Il y a eu heureusement des actions héroïques. Après le Débarquement en Corse, ce fut le Débarquement en Provence en août 1944. La bataille de Stalingrad, en 1942, fut le premier tournant à l'Est et le 8 novembre 1942 aura été le deuxième tournant de la guerre à l'Ouest; pas de débarquement du 8 novembre et tout était compromis. Le 6 juin 1944, le Débarquement en Normandie, troisième tournant de la guerre et non le deuxième tournant, malgré les innombrables victimes, a pu réussir grâce au Débarquement en Provence. Les Allemands ont dû rapidement se retirer pour ne pas être totalement encerclés, pris dans la tenaille nord-sud, mais les Nazis pendant la retraite ont commis des atrocités, rappelons le martyr d'Oradour-sur-Glane où la population a été enfermée dans l'église et a été mitraillée, il n'y eut seulement que quelques survivants et le village a été incendié. Le village protestant de Chambon-sur-Lignon a accueilli des enfants juifs avec leur encadrement pendant plusieurs mois, malheureusement la dénonciation par un seul habitant et ce fut la déportation sans retour. Ce village est le symbole des Justes parmi les Nations.
 
En Algérie, José Aboulker a été fait, par le Général de Gaulle, Compagnon de la Libération(3), et il y a eu création des Compagnons du 8 novembre.
 
Tout à l'heure au Monument de la Shoa sera dite une prière à la mémoire de toutes les victimes quelques soient leurs options religieuses ou philosophiques, qu'elles soient croyantes ou incroyantes, composées de catholiques, protestants, musulmans, juifs, agnostiques ou athées.
 
Notre pensée va vers toutes les victimes combattantes et civiles et notre reconnaissance envers elles et envers les survivants dont certains sont aujourd'hui présents ici à Puteaux.

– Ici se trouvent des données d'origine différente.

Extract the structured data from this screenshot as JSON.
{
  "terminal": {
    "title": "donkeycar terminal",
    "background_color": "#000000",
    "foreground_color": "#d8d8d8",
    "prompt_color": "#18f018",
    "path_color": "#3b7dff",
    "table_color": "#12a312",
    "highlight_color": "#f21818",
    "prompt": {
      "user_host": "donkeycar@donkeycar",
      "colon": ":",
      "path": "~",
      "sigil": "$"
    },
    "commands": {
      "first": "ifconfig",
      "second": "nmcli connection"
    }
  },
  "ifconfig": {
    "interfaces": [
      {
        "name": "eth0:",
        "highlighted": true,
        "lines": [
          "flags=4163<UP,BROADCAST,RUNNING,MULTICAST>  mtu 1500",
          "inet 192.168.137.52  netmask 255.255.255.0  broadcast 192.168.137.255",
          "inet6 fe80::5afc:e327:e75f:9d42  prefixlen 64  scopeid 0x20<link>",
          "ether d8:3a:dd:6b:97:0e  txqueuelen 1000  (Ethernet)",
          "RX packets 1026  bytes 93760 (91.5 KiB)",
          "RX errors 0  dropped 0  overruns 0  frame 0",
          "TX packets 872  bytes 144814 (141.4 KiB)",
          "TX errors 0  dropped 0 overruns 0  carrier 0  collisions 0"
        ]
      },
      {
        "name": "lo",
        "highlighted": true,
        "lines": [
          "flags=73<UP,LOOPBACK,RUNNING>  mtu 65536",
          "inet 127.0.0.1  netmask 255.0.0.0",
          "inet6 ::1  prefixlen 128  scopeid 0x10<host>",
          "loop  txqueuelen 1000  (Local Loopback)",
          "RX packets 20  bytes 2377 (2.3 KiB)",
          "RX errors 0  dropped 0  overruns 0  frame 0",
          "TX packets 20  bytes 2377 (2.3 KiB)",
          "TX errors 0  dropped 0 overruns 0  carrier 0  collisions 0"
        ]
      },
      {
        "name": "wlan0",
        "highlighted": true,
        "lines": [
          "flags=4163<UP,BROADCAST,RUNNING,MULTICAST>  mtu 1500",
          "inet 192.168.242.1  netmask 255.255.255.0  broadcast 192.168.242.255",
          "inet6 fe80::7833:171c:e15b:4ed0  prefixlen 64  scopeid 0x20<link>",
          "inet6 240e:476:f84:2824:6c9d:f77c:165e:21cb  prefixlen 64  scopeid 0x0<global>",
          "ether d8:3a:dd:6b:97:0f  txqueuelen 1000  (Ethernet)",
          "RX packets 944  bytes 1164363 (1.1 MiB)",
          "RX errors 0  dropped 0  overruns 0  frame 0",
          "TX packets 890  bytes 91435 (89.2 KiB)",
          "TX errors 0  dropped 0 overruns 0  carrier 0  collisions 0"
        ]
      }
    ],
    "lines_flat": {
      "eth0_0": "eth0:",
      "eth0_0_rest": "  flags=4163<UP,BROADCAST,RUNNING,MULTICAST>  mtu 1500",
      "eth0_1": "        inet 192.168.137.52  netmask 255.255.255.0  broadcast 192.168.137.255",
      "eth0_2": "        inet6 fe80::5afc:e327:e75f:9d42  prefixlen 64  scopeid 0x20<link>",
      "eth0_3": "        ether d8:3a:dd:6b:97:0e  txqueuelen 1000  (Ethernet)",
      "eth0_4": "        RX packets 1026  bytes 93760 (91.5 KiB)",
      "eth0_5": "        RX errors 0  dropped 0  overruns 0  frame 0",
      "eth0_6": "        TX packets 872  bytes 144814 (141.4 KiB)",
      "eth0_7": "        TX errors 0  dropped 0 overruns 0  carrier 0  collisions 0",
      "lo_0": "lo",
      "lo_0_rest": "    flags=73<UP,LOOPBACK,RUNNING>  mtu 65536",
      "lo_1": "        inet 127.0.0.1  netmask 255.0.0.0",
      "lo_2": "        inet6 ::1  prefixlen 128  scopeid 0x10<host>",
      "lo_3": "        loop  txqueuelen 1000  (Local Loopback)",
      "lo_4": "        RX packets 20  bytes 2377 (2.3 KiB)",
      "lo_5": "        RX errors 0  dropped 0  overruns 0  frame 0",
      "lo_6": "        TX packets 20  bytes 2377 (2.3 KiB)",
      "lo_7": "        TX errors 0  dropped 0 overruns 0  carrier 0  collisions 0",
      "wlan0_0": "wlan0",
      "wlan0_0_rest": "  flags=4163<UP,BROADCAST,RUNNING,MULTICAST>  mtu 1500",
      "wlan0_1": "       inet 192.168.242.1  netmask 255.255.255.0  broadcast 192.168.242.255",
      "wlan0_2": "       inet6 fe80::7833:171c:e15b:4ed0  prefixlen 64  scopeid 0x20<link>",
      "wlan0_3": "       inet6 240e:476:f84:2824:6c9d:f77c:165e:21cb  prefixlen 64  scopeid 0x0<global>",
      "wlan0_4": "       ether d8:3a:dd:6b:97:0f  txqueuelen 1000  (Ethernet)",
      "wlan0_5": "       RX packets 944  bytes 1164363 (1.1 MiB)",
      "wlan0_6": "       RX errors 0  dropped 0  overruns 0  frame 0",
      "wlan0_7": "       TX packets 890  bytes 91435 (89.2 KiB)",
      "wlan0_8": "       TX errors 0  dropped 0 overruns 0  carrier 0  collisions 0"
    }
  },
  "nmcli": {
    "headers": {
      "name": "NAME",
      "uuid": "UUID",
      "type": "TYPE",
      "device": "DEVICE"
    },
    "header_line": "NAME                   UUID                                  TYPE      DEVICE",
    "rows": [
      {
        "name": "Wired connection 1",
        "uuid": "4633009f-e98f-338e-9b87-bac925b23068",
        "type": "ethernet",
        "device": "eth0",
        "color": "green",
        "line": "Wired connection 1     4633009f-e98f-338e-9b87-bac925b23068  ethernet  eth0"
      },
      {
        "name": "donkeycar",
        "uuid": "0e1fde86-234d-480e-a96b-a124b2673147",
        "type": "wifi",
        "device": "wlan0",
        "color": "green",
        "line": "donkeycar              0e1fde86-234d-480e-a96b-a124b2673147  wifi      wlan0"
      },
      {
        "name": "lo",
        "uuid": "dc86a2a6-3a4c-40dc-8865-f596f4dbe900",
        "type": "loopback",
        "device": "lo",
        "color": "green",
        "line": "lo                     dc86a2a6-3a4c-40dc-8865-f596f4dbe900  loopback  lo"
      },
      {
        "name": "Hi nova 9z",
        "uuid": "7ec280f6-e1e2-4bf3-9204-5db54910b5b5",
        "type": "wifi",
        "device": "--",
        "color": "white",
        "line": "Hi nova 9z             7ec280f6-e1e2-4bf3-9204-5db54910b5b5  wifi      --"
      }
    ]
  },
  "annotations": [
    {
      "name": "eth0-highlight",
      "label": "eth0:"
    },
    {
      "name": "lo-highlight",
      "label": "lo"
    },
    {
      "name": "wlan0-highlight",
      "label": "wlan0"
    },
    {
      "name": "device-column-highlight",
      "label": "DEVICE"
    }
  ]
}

Je vous remercie de votre attention».

 

Professeur Claude Zenouda
Docteur en géographie

 

 

 

 

 

 

 

 

 

 

 

 

 

 

 

 

 

 

 

 

 

 

 

 

 

 

 

 

 

 

 

 

Pour aller plus loin
José Aboulker, La Victoire du 8 11 novembre 1942 : La Résistance et le débarquement des Alliés à Alger, préface de Jean-Louis Crémieux-Brilhac, Paris, éditions du Félin, 2012, 637 p.
Christine Levisse-Touzé, L'Afrique du Nord dans la guerre, 1939-1945, Paris, Albin Michel, 1998,467 p.

 

(1) Le 11 novembre célèbre à la fois l'Armistice du 11 novembre 1918, la commémoration de la Victoire et de la Paix, et rend hommage à tous les morts pour la France.
 
(2) Promulgué le 24 octobre 1870, ce décret déclare citoyens français les «israélites indigènes des départements de l'Algérie»· Adolphe Crémieux, avocat, homme politique, président du Consistoire central et de l'Alliance Israélite Universelle, est ministre de la justice de septembre 1870 à février 1871. Ce décret est abrogé par le gouvernement de Vichy dès le 8 octobre 1940, soit le lendemain de la promulgation du «statut des juifs» le 7 octobre 1940.
 
(3) Voir la fiche biographique de josé Aboulker établie par l'Ordre de la Libération, disponible sur:
www.ordredelaliberation.fr/fr_compagnon/1042.html (consultée en novembre 2014).